In a case of performance-enhanced tactics, the EFL could not have allowed a team guilty of breaking its rules to win the golden goose of promotion to the Premier League. On Tuesday, in a sincere stare-down-the-barrel-of-the-camera interview stage-managed by Southampton’s club website, Eckert finally took responsibility and apologised to his opponents, his players and Saints fans.
“When I worked in Italy for over four years, every starting line-up that we’ve chosen for the games was always out in the media before games,” Eckert said.
“The reason is that our training sessions, especially the ones before games, have always been observed by the media and have always been observed by opponent teams that we came up against. [Pep] Guardiola has spoken about this at his time at Bayern Munich, that it has been common practice in Germany to observe training sessions, knowing that other teams would do the same.
“I don’t want to say this to excuse anything that we have done. I just want to give you context in the way that I grew up in the football world. There are different rules in England. There are different rules from the EFL. And I should have known them.”
Southampton’s owner, Dragan Solak, said that Eckert will not be sacked by the club. “In Italy or in Germany, where Tonda was working, this is basically common practice that nobody cares about,” Solak explained in an extraordinary interview with BBC Sport, in which he accused the media of a “witch hunt”.
Eckert could still be banned by the Football Association, which is investigating whether he brought the game into disrepute. The German’s position remains in limbo, even if the majority of Saints players want the manager to stay on next season. “If he’s banned, he’s banned,” said Solak. “I mean, I can’t put somebody to manage the club if he is not allowed.”
But perhaps he should walk before he is pushed, because the commission’s report rightly called out the worst part of this tale, which was not the spying or even Southampton’s initial attempts to cover tracks. The most egregious act in all of this was that Eckert sent the intern.
The young analyst should have known better, and it seems he did. The commission report revealed he initially rejected instructions to spy on Millwall, but he was later persuaded. He said he felt he had little choice to go along with the demands of senior coaching staff.
Solak said he had sympathy for the analyst involved, but that he should have been “stronger” in resisting order.

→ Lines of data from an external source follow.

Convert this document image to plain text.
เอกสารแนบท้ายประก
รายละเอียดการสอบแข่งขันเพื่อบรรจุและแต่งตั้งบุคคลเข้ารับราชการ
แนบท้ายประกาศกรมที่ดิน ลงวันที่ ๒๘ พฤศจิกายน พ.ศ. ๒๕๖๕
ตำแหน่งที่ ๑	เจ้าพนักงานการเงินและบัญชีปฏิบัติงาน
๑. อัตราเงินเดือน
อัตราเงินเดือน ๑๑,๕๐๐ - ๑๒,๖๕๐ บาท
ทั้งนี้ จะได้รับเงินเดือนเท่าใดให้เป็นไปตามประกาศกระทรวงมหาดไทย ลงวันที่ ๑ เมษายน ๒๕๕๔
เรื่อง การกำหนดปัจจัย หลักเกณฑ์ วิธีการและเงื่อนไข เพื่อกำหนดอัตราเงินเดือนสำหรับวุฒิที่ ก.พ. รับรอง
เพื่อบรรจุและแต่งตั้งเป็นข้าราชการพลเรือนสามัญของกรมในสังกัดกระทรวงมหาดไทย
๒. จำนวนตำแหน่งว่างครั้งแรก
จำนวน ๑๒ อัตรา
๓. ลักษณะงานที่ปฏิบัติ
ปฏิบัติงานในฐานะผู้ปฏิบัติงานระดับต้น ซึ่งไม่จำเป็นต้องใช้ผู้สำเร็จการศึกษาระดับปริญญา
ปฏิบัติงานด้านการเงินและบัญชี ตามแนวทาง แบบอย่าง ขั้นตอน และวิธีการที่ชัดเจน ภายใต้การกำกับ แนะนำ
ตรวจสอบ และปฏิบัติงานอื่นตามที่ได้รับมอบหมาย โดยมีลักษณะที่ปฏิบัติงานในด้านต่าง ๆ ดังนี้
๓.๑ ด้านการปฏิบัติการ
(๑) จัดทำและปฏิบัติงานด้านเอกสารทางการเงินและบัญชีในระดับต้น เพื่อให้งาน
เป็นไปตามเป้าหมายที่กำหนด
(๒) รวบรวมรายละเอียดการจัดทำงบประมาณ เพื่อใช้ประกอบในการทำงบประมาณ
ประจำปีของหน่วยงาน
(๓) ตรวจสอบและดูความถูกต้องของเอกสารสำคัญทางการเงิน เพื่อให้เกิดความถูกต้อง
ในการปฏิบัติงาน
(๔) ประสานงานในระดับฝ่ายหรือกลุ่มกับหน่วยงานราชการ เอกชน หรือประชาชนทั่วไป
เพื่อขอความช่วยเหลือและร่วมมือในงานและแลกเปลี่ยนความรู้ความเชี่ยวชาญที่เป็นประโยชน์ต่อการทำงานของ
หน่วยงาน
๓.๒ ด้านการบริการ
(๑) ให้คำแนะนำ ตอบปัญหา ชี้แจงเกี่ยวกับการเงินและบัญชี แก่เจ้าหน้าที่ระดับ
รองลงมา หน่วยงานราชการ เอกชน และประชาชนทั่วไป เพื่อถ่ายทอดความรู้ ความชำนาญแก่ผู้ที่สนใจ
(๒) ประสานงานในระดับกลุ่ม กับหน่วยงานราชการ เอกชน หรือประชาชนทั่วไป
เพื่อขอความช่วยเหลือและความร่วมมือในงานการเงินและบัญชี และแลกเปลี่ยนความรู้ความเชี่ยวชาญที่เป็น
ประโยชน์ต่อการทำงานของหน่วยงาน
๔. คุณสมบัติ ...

“I believe that our junior intern felt personally it’s wrong, and he didn’t feel right for doing this, and I think he should have expressed that stronger,” the owner said. “I’m pretty sure that if [he had] come to us, the top management, actually it would be the seniors who would be punished, not him. I have a lot of pity. I’m sorry for what he had to go through. And we obviously would like him to stay in the club and we offered him a prolonged job.”
There are echoes of Cameron Bancroft, the young Test match cricketer asked to rough up the ball by senior Australian colleagues during sandpaper-gate. Bancroft later accepted responsibility for his actions in the scandal, but also said he found it hard to push back. “I just wanted to fit in and feel valued.”
The Southampton intern has gone to ground, and his family have been hounded in the past few days. His mental health should be Southampton’s only priority right now. Bancroft has shown there is a road to rehabilitation in the world of sport, and there should still be a future in the game for Saints’ young analyst if he wants one.
But the report described the use of a junior member of staff as “deplorable”, and that alone makes Eckert’s position untenable. Eckert has buried his head in the sand for much of this story, even walking out of a press conference when asked by a reporter whether he was “a cheat”. Finally, he has taken responsibility. But his eight-minute video failed to apologise to or even acknowledge the person harmed most by the saga.